Слава Лебеде, что это всего лишь кошмар.
***
Но не последний. Они крутились дьявольской каруселью: Ольгерд просил прощения у сварливых призраков в склепе, Иштван направлял костлявым пальцем марширующих железных солдат, тени кружили вокруг усадьбы Гарин.
После очередного пробуждения у меня не осталось ни малейшей надежды увидеть или услышать что-нибудь хорошее. Невзирая на пересохшее горло, я долго лежала с закрытыми глазами, раздумывая, какой неведомый враг ожидает меня на этот раз.
— Очухалась! — отозвался он низким женским голосом. — Слышь, болван!
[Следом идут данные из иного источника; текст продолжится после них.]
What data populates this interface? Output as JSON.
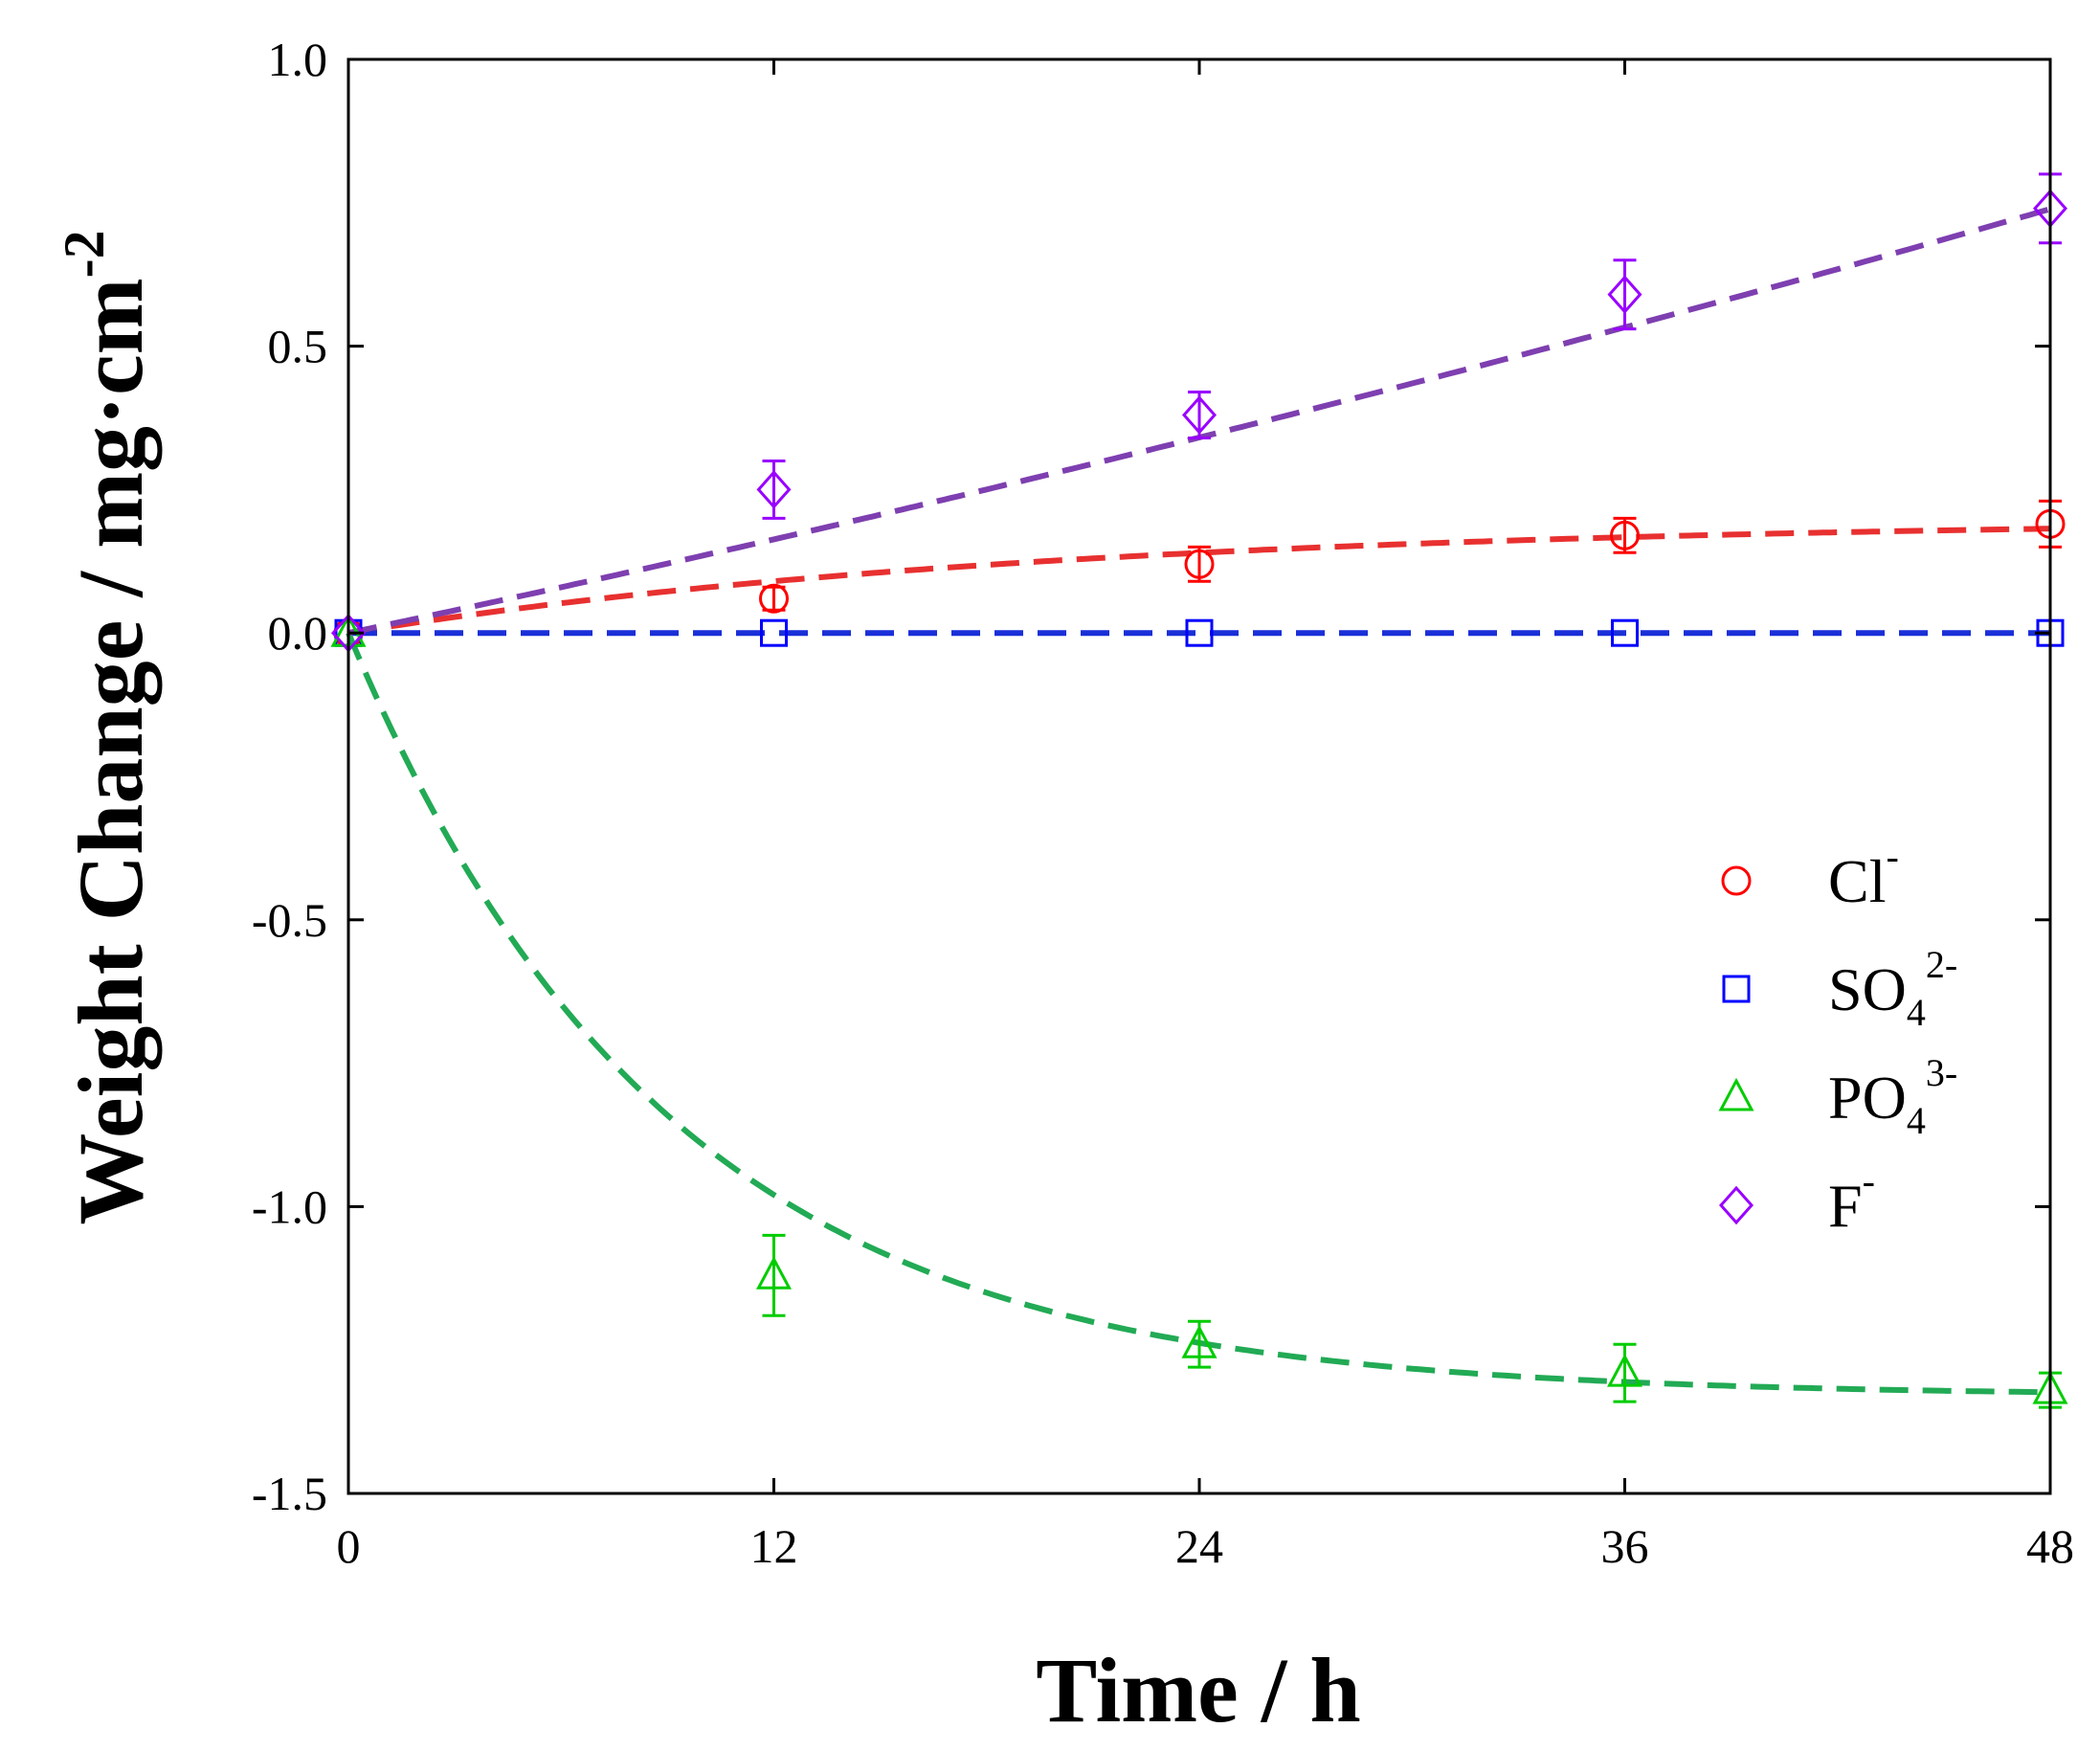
{
  "chart_data": {
    "type": "line",
    "title": "",
    "xlabel": "Time / h",
    "ylabel": {
      "main": "Weight Change / mg·cm",
      "sup": "-2"
    },
    "xlim": [
      0,
      48
    ],
    "ylim": [
      -1.5,
      1.0
    ],
    "x_ticks": [
      0,
      12,
      24,
      36,
      48
    ],
    "x_tick_labels": [
      "0",
      "12",
      "24",
      "36",
      "48"
    ],
    "y_ticks": [
      1.0,
      0.5,
      0.0,
      -0.5,
      -1.0,
      -1.5
    ],
    "y_tick_labels": [
      "1.0",
      "0.5",
      "0.0",
      "-0.5",
      "-1.0",
      "-1.5"
    ],
    "grid": false,
    "legend_position": "right-middle",
    "series": [
      {
        "name": "Cl-",
        "label_base": "Cl",
        "label_sub": "",
        "label_sup": "-",
        "marker": "circle",
        "marker_color": "#ff0000",
        "fit_color": "#e83030",
        "x": [
          0,
          12,
          24,
          36,
          48
        ],
        "values": [
          0.0,
          0.06,
          0.12,
          0.17,
          0.19
        ],
        "errors": [
          0.0,
          0.02,
          0.03,
          0.03,
          0.04
        ],
        "fit": {
          "model": "exp_rise",
          "A": 0.2,
          "tau": 20
        }
      },
      {
        "name": "SO42-",
        "label_base": "SO",
        "label_sub": "4",
        "label_sup": "2-",
        "marker": "square",
        "marker_color": "#0000ff",
        "fit_color": "#1a2fd8",
        "x": [
          0,
          12,
          24,
          36,
          48
        ],
        "values": [
          0.0,
          0.0,
          0.0,
          0.0,
          0.0
        ],
        "errors": [
          0.0,
          0.0,
          0.0,
          0.0,
          0.0
        ],
        "fit": {
          "model": "linear",
          "slope": 0.0,
          "intercept": 0.0
        }
      },
      {
        "name": "PO43-",
        "label_base": "PO",
        "label_sub": "4",
        "label_sup": "3-",
        "marker": "triangle",
        "marker_color": "#00cc00",
        "fit_color": "#22aa55",
        "x": [
          0,
          12,
          24,
          36,
          48
        ],
        "values": [
          0.0,
          -1.12,
          -1.24,
          -1.29,
          -1.32
        ],
        "errors": [
          0.0,
          0.07,
          0.04,
          0.05,
          0.03
        ],
        "fit": {
          "model": "exp_decay",
          "A": 1.33,
          "tau": 9.0
        }
      },
      {
        "name": "F-",
        "label_base": "F",
        "label_sub": "",
        "label_sup": "-",
        "marker": "diamond",
        "marker_color": "#9900ff",
        "fit_color": "#7e3fb0",
        "x": [
          0,
          12,
          24,
          36,
          48
        ],
        "values": [
          0.0,
          0.25,
          0.38,
          0.59,
          0.74
        ],
        "errors": [
          0.0,
          0.05,
          0.04,
          0.06,
          0.06
        ],
        "fit": {
          "model": "quadratic",
          "a": 5e-05,
          "b": 0.013
        }
      }
    ]
  }
}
Очухалась, говорю! Ворочается, стонет, болезная! Теплой воды сюда, живо!
Пропитанная удушливым запахом лилий тряпка приземлилась мне на нос. Грудной голос был мне знаком, также как и просторечный выговор. Он принадлежал еще одному исчадию ада, которого здесь никак быть не должно.
— Миленка! — причитала одетая в безразмерный полуфартук-полухалат Маргоша, возя тряпкой по моему лицу, — Это ж надо, на сносях и захворать! У милсдаря сердце кровью обливается, ходит как пришибленный, волнуется, даром что душегуб!